Thursday, 31 October 2013

The Three Best Ways to Stay in Business - For the Long Term!

Inside Warehouse
According to statistics* 71% of all start-ups fail in the first 10 years.

That's not the scary number.

The scary number is that 25% of them already taste failure in the first year. Another one is that less than half make it to year 4.

And there are more, but this was supposed to be a helpful post, so let's see what a start up business can do to avoid becoming just another number.

The Danger of Product Multitasking for Start-Up Businesses

Putting aside for a moment basic incompetence, and lack of preparation, knowledge and so on, 30% of start up businesses fail due to over-expansion.
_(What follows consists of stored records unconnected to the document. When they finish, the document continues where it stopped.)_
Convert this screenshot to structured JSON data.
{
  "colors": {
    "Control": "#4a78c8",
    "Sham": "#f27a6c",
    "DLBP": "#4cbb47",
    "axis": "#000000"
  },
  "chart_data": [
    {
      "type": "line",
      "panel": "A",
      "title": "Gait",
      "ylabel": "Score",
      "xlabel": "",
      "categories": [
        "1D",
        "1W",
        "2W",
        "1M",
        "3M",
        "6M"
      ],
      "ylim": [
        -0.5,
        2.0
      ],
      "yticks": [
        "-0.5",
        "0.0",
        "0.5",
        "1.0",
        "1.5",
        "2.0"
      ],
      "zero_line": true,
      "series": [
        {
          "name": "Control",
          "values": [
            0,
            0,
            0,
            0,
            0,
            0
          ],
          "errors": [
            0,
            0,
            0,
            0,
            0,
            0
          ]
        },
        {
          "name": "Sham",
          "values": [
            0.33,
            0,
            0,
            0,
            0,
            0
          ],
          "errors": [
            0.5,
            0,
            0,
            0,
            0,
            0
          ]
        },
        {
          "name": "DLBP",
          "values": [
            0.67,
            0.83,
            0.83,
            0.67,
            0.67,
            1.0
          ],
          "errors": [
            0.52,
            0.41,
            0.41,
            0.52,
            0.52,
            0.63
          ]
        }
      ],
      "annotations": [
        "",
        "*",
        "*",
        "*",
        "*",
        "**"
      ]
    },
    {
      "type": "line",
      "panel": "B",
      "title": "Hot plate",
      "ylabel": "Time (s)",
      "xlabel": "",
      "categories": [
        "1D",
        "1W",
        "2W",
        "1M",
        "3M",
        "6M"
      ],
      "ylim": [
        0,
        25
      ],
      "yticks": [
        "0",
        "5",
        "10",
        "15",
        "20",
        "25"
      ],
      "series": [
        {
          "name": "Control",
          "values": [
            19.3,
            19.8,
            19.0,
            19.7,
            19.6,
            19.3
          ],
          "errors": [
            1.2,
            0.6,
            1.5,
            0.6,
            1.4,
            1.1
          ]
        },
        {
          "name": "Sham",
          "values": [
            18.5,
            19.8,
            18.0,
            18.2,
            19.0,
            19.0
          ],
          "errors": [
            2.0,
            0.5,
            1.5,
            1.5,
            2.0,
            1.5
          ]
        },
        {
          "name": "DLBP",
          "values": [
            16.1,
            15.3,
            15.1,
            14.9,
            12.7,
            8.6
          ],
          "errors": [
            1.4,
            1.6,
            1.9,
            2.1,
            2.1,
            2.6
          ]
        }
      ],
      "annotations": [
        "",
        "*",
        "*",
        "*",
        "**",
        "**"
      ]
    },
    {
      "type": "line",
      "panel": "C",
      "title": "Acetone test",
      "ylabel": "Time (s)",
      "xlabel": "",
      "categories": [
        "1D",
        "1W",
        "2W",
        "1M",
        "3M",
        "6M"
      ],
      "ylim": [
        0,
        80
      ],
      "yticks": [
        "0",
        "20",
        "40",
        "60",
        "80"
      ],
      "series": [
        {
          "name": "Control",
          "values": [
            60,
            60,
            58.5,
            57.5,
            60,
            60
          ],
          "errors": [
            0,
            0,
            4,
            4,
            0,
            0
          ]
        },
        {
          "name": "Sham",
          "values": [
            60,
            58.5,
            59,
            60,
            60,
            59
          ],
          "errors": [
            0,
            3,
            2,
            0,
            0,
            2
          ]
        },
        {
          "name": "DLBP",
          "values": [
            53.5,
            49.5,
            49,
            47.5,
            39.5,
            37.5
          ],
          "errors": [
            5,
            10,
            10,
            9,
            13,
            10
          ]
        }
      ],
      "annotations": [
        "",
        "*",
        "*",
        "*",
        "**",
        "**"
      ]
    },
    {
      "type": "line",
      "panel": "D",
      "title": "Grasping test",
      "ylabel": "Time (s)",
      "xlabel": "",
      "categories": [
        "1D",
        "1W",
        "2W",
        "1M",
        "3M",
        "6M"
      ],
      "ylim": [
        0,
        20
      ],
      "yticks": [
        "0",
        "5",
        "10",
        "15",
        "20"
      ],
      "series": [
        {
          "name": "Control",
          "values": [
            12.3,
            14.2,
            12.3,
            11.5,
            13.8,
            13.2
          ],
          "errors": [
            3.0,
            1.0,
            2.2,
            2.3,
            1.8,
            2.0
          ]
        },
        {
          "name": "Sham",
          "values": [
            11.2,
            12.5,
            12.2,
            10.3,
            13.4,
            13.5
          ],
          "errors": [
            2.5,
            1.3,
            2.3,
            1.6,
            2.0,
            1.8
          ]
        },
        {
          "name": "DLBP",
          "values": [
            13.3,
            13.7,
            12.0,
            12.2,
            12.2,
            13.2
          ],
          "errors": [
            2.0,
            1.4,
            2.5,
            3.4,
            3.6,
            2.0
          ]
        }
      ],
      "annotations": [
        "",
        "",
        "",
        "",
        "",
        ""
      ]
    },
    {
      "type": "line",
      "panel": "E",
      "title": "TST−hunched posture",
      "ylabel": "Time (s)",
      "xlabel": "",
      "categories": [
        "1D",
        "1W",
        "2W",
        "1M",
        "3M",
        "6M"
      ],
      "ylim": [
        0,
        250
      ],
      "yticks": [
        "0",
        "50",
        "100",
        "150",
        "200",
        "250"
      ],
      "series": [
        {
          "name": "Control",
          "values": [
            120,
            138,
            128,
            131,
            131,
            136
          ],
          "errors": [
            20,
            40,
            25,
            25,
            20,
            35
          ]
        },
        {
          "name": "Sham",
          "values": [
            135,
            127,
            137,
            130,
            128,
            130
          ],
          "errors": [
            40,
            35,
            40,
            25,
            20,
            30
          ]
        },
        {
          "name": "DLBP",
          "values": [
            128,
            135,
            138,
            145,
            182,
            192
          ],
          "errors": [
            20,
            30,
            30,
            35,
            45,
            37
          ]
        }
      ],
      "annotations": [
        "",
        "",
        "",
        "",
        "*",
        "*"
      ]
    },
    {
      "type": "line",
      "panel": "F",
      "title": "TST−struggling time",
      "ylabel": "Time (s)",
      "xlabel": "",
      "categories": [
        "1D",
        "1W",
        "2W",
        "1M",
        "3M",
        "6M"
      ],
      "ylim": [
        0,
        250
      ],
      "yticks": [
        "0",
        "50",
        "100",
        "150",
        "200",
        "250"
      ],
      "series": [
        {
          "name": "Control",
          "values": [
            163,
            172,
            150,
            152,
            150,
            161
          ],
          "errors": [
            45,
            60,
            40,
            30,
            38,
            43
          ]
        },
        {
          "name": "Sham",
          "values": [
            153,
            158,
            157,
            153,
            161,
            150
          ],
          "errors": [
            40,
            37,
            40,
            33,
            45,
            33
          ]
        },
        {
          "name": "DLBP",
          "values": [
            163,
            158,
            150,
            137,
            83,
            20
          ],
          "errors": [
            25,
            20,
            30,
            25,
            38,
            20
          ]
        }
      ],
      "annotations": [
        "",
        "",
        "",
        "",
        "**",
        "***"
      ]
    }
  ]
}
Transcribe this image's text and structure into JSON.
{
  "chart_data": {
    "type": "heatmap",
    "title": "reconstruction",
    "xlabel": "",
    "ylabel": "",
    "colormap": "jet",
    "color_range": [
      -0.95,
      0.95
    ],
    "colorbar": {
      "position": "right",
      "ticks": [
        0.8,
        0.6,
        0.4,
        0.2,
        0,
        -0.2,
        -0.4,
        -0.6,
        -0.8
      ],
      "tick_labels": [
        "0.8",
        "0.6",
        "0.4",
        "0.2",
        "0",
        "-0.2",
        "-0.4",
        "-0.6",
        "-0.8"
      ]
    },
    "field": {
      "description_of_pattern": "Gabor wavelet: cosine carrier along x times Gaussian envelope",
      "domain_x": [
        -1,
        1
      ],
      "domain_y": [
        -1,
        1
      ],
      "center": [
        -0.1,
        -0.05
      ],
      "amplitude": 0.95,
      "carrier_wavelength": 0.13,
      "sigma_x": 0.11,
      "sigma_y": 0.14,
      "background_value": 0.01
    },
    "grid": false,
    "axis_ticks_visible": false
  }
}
Sure, you have big ideas, or you wouldn't be an entrepreneur. But, especially in the beginning, try to concentrate on getting the process to produce a single, good, revenue generating product or service worked out, before you try releasing anything else.

As Barbara Cochran once said on Shark Tank - "You're moving too fast with too many things, and that's usually a formula for disaster in any young business."

She ended up investing, but only after making sure that the company understood that they had to concentrate on one product at a time.To pick another example - Levi Roots, the UK entrepreneur launched a single sauce "Reggae Reggae Sauce" on Dragon's Den.One awesome product.

So - product multitasking reduces overall quality, so make one awesome thing at a time.

3 Top Tips to Keep Afloat in Year 1, 2, 3...

Here are my own Top 3 Tips for staying in business long-term:

  • Tip 1 : Pick the right business, and the right business for you

There are certain businesses with a high failure rate - think plumbers and restaurants - and others with a very low one : like religious organisations.

Now, I'm not suggesting you go off and found a religion, but I am suggesting that if you choose to open a restaurant your heart had better be in it, and you'd better have the skills. Top aggregate reason for going out of business? Lack of knowledge, and wrong reason for going into business in the first place.

  • Tip 2 : Keep it Simple. Do one thing well. Not a hundred things averagely. 

I'm not the first to point this out, I'm actually paraphrasing from Sam Carpenter's excellent "Work The System". You should check it out if you're starting a business, or trying to live life to the full.

  • Tip 3 : Cut Out The Emotion. 

Okay, that's a tough one, because if you've picked a business that's right for you, as I pointed out in Tip 1, you're probably also going to have an emotional investment in it.

However, if you can make decisions based on numbers (and that's the purpose of having a system, as I pointed out in my last blog post) or other objective information, and remove the emotion from the equation as far as possible, those decisions will likely be better than if you are guided completely by your passion.